"Die Mehrheit der DSAG-Mitglieder setzt auch in Zukunft auf S/4HANA on-Premises", lautet das Fazit einer Umfrage der Deutschsprachigen SAP-Anwendergruppe (DSAG). Der Verein hat gemeinsam mit der Americas SAP Users‘ Group (ASUG) gut 340 Unternehmen zum Stand ihrer S/4HANA-Migrationen befragt. Rund 270 Interviewpartner kamen aus den USA, gut 170 aus Deutschland. Dabei wurde einmal mehr deutlich, dass gerade hierzulande viele Betriebe kein Interesse haben, ihre SAP-Systeme in die Cloud zu verlagern.
Immerhin wächst der Anteil derer, die auf S/4HANA setzen. Ein knappes Viertel der deutschen SAP-Anwender erklärte, die neueste Softwaregeneration aus dem Hause SAP bereits einzusetzen. Jeder fünfte Betrieb steckt eigenen Angaben zufolge aktuell in der Migration. Das Gros der von der DSAG befragten deutschen SAP-Kunden hat allerdings noch einen weiten S/4HANA-Weg vor sich. 37 Prozent planen derzeit ein entsprechendes Projekt, haben aber noch nicht angefangen.

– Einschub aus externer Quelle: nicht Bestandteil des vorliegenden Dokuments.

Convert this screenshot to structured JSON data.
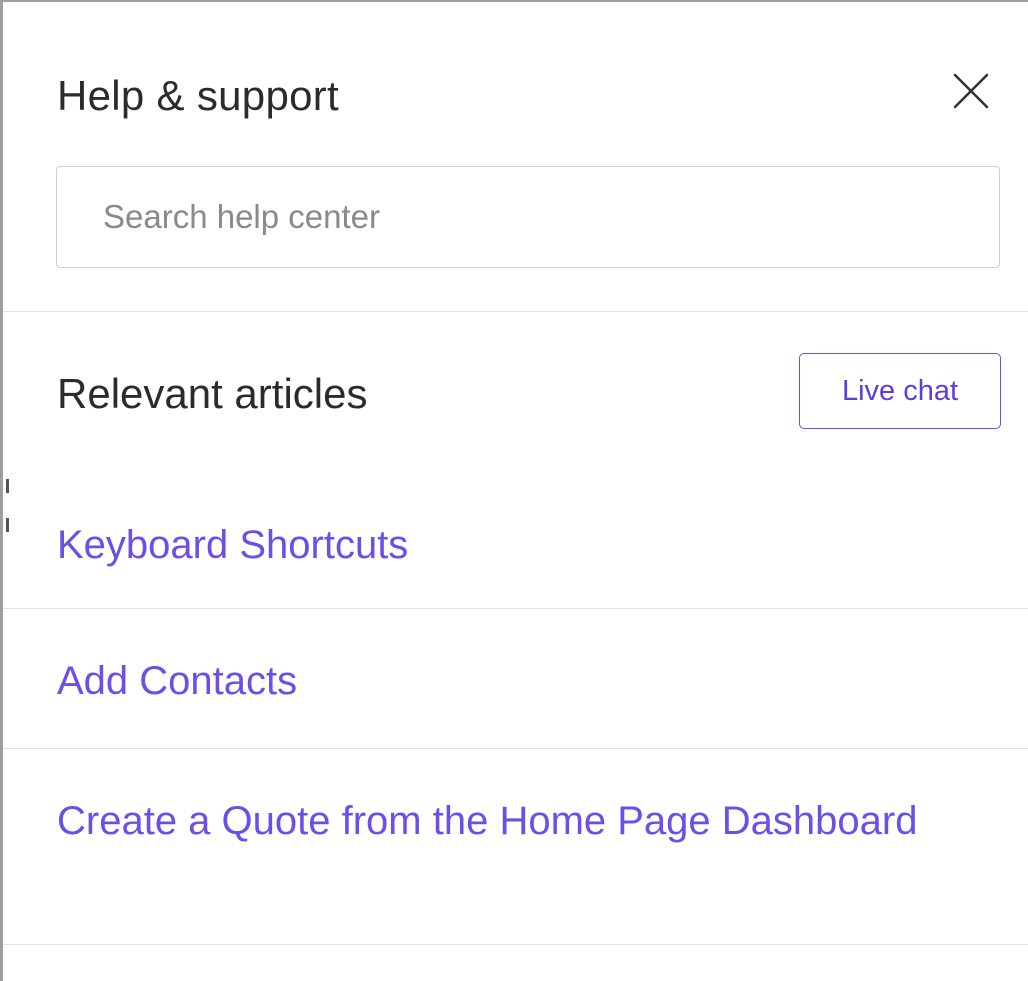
{
  "panel": {
    "title": "Help & support",
    "close_icon": "close-icon"
  },
  "search": {
    "placeholder": "Search help center",
    "value": ""
  },
  "articles_section": {
    "title": "Relevant articles",
    "live_chat_label": "Live chat"
  },
  "articles": [
    {
      "title": "Keyboard Shortcuts"
    },
    {
      "title": "Add Contacts"
    },
    {
      "title": "Create a Quote from the Home Page Dashboard"
    }
  ],
  "colors": {
    "link": "#6a4fe8",
    "button_border": "#6a4fe0",
    "text": "#2b2b2b",
    "divider": "#e2e2e2"
  }
}
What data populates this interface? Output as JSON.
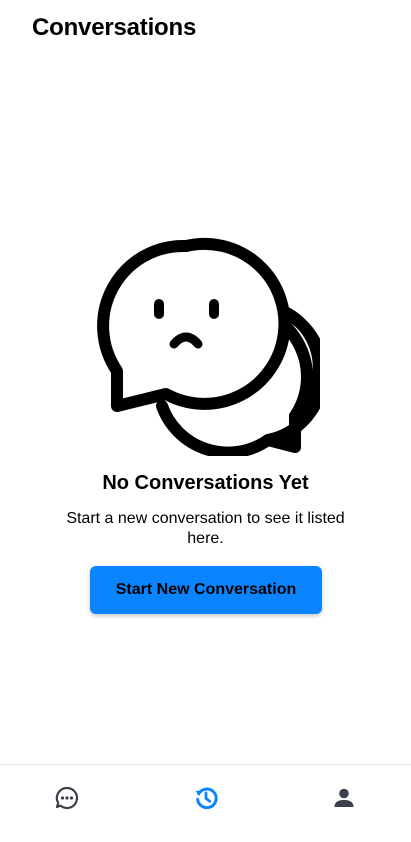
{
  "header": {
    "title": "Conversations"
  },
  "empty_state": {
    "icon": "sad-chat-bubbles-icon",
    "title": "No Conversations Yet",
    "description": "Start a new conversation to see it listed here.",
    "button_label": "Start New Conversation"
  },
  "bottom_nav": {
    "items": [
      {
        "icon": "chat-bubble-icon",
        "active": false
      },
      {
        "icon": "history-icon",
        "active": true
      },
      {
        "icon": "person-icon",
        "active": false
      }
    ]
  },
  "colors": {
    "accent": "#0a84ff",
    "nav_inactive": "#3a3f4b",
    "text": "#000000"
  }
}
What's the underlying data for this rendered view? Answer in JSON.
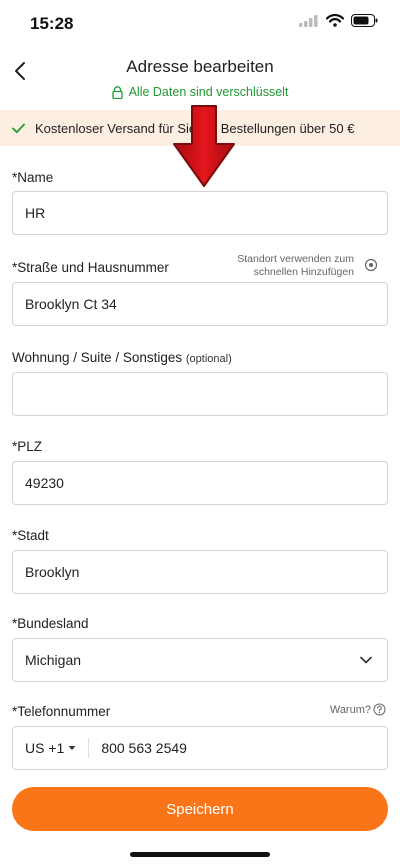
{
  "status": {
    "time": "15:28"
  },
  "header": {
    "title": "Adresse bearbeiten",
    "secure_text": "Alle Daten sind verschlüsselt"
  },
  "promo": {
    "text": "Kostenloser Versand für Sie bei Bestellungen über 50 €"
  },
  "form": {
    "name": {
      "label": "*Name",
      "value": "HR"
    },
    "street": {
      "label": "*Straße und Hausnummer",
      "value": "Brooklyn Ct 34",
      "location_hint_1": "Standort verwenden zum",
      "location_hint_2": "schnellen Hinzufügen"
    },
    "apartment": {
      "label": "Wohnung / Suite / Sonstiges",
      "optional": "(optional)",
      "value": ""
    },
    "zip": {
      "label": "*PLZ",
      "value": "49230"
    },
    "city": {
      "label": "*Stadt",
      "value": "Brooklyn"
    },
    "state": {
      "label": "*Bundesland",
      "value": "Michigan"
    },
    "phone": {
      "label": "*Telefonnummer",
      "why": "Warum?",
      "country_code": "US +1",
      "value": "800 563 2549"
    }
  },
  "actions": {
    "save_label": "Speichern"
  },
  "colors": {
    "accent": "#f97518",
    "secure_green": "#1f9a36",
    "promo_bg": "#fdeee2",
    "arrow_red": "#d8141a"
  }
}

Bei den Zielarchitekturen gibt es deutliche Unterschiede zwischen den deutschen und den amerikanischen SAP-Kunden. Während hierzulande 57 Prozent der Befragten ihr S/4HANA-System klassisch im eigenen Rechenzentrum betreiben wollen, hegen jenseits des großen Teichs nur 27 Prozent diesen Plan. Generell haben die US-Anwender eine positivere Einstellung zur Cloud als ihre deutschen Pendants. Drüben bezeichnen knapp drei Viertel der Befragten ihre Haltung gegenüber der Cloud als positiv oder sehr positiv. In Deutschland sind es nicht einmal die Hälfte (46 Prozent).

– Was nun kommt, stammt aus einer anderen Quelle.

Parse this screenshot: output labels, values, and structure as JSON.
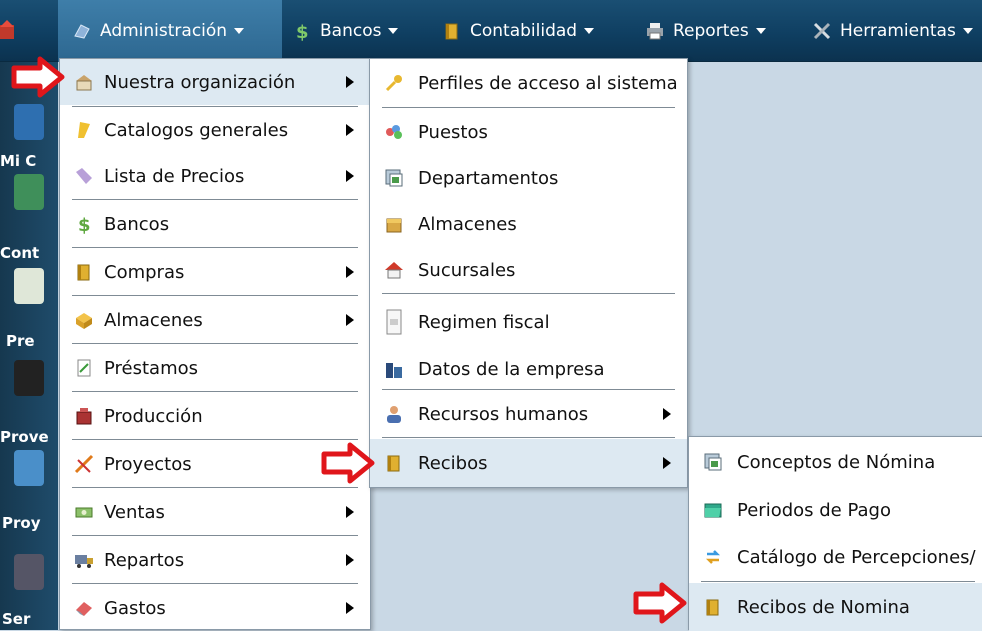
{
  "menubar": {
    "items": [
      {
        "label": "Administración",
        "icon": "gear-icon"
      },
      {
        "label": "Bancos",
        "icon": "dollar-icon"
      },
      {
        "label": "Contabilidad",
        "icon": "book-icon"
      },
      {
        "label": "Reportes",
        "icon": "printer-icon"
      },
      {
        "label": "Herramientas",
        "icon": "tools-icon"
      }
    ]
  },
  "desktop": {
    "labels": [
      "Mi C",
      "Cont",
      "Pre",
      "Prove",
      "Proy",
      "Ser"
    ]
  },
  "menu1": {
    "items": [
      {
        "label": "Nuestra organización",
        "icon": "building-icon",
        "submenu": true
      },
      {
        "label": "Catalogos generales",
        "icon": "folder-icon",
        "submenu": true
      },
      {
        "label": "Lista de Precios",
        "icon": "tag-icon",
        "submenu": true
      },
      {
        "label": "Bancos",
        "icon": "dollar-icon",
        "submenu": false
      },
      {
        "label": "Compras",
        "icon": "book-icon",
        "submenu": true
      },
      {
        "label": "Almacenes",
        "icon": "box-icon",
        "submenu": true
      },
      {
        "label": "Préstamos",
        "icon": "document-icon",
        "submenu": false
      },
      {
        "label": "Producción",
        "icon": "factory-icon",
        "submenu": false
      },
      {
        "label": "Proyectos",
        "icon": "pencil-icon",
        "submenu": false
      },
      {
        "label": "Ventas",
        "icon": "cash-icon",
        "submenu": true
      },
      {
        "label": "Repartos",
        "icon": "truck-icon",
        "submenu": true
      },
      {
        "label": "Gastos",
        "icon": "eraser-icon",
        "submenu": true
      }
    ]
  },
  "menu2": {
    "items": [
      {
        "label": "Perfiles de acceso al sistema",
        "icon": "key-icon",
        "submenu": false
      },
      {
        "label": "Puestos",
        "icon": "people-icon",
        "submenu": false
      },
      {
        "label": "Departamentos",
        "icon": "window-icon",
        "submenu": false
      },
      {
        "label": "Almacenes",
        "icon": "box-icon",
        "submenu": false
      },
      {
        "label": "Sucursales",
        "icon": "house-icon",
        "submenu": false
      },
      {
        "label": "Regimen fiscal",
        "icon": "document-icon",
        "submenu": false
      },
      {
        "label": "Datos de la empresa",
        "icon": "buildings-icon",
        "submenu": false
      },
      {
        "label": "Recursos humanos",
        "icon": "user-icon",
        "submenu": true
      },
      {
        "label": "Recibos",
        "icon": "book-icon",
        "submenu": true
      }
    ]
  },
  "menu3": {
    "items": [
      {
        "label": "Conceptos de Nómina",
        "icon": "window-icon"
      },
      {
        "label": "Periodos de Pago",
        "icon": "folder-open-icon"
      },
      {
        "label": "Catálogo de Percepciones/",
        "icon": "exchange-icon"
      },
      {
        "label": "Recibos de Nomina",
        "icon": "book-icon"
      }
    ]
  },
  "colors": {
    "menubar": "#0f3f62",
    "highlight": "#dde9f2",
    "arrow": "#e0161b"
  }
}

S/4HANA ja, aber nicht in der Cloud
Wenn SAP-Anwender S/4HANA in der Cloud betreiben wollen, dann präferieren sie die Private-Cloud-Variante oder die Managed Cloud eines Dienstleisters. S/4HANA in der Public Cloud spielt indes eine untergeordnete Rolle. Auffällig ist, dass die deutschen SAP-Anwender die Cloud-Lösungen ihres Haus- und Hoflieferanten aus Walldorf im Vergleich zu den Cloud-Angeboten anderer Anbieter nicht besonders attraktiv finden. Ein Fünftel der DSAG-Mitglieder gab an, die Cloud-Produkte von SAP negativ oder sehr negativ zu sehen. Zufrieden äußerten sich nur 30 Prozent. Befragt nach den Cloud-Lösungen anderer Softwareanbieter, erklärten 60 Prozent der DSAG-Mitglieder, damit zufrieden oder gar sehr zufrieden zu sein. Nur sieben Prozent der Befragten sind damit unglücklich.

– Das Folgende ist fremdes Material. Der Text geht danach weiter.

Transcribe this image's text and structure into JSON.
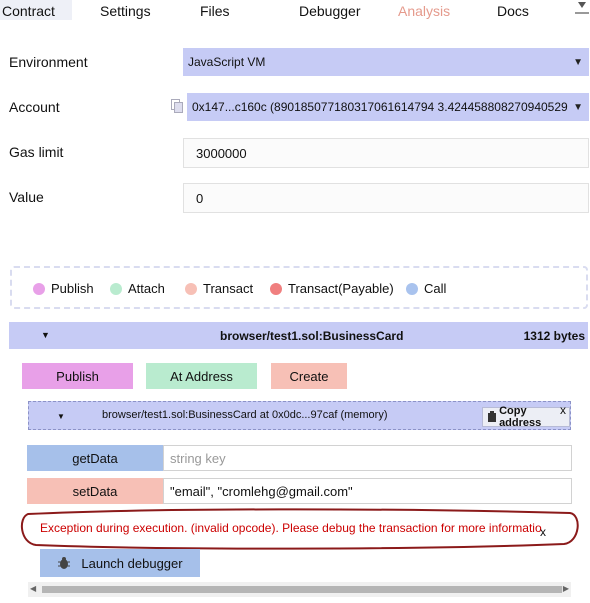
{
  "tabs": [
    {
      "label": "Contract"
    },
    {
      "label": "Settings"
    },
    {
      "label": "Files"
    },
    {
      "label": "Debugger"
    },
    {
      "label": "Analysis"
    },
    {
      "label": "Docs"
    }
  ],
  "form": {
    "environment_label": "Environment",
    "environment_value": "JavaScript VM",
    "account_label": "Account",
    "account_value": "0x147...c160c (890185077180317061614794 3.424458808270940529",
    "gas_label": "Gas limit",
    "gas_value": "3000000",
    "value_label": "Value",
    "value_value": "0"
  },
  "legend": [
    {
      "label": "Publish",
      "color": "#e8a0e8"
    },
    {
      "label": "Attach",
      "color": "#b9ebcf"
    },
    {
      "label": "Transact",
      "color": "#f7c0b6"
    },
    {
      "label": "Transact(Payable)",
      "color": "#f07f7f"
    },
    {
      "label": "Call",
      "color": "#a9c3ee"
    }
  ],
  "contract": {
    "name": "browser/test1.sol:BusinessCard",
    "size": "1312 bytes",
    "publish_label": "Publish",
    "at_address_label": "At Address",
    "create_label": "Create"
  },
  "instance": {
    "title": "browser/test1.sol:BusinessCard at 0x0dc...97caf (memory)",
    "copy_label": "Copy address",
    "close": "x",
    "functions": [
      {
        "name": "getData",
        "input": "",
        "placeholder": "string key"
      },
      {
        "name": "setData",
        "input": "\"email\", \"cromlehg@gmail.com\"",
        "placeholder": ""
      }
    ]
  },
  "error": {
    "text": "Exception during execution. (invalid opcode). Please debug the transaction for more informatio",
    "close": "x"
  },
  "debugger_button": "Launch debugger"
}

"Dass nur rund ein Drittel der DSAG-Mitglieder mit Cloud-Lösungen im SAP-Bereich zufrieden ist, aber 60 Prozent mit Cloud-Lösungen im Non-SAP-Bereich, hat uns überrascht", sagt Jens Hungershausen, Vorstandsvorsitzender der DSAG. "Es zeigt, dass SAP offensichtlich wichtige Themen wie Integration, Lizenzen und Sicherheit noch nicht zufriedenstellend gelöst hat. Da sind die Anbieter im Non-SAP-Bereich wohl deutlich weiter."
Lizenzprobleme und Kostenthemen nerven
Befragt nach den generellen Herausforderungen bei der Nutzung von Cloud-Diensten – egal von welchem Anbieter –, sehen beide Anwendergruppen (DSAG: 72 Prozent, ASUG: 41 Prozent) Lizenzmodelle und -kosten als das Kernproblem. Es folgen Datenschutz und Informationssicherheit sowie Integrationsprobleme.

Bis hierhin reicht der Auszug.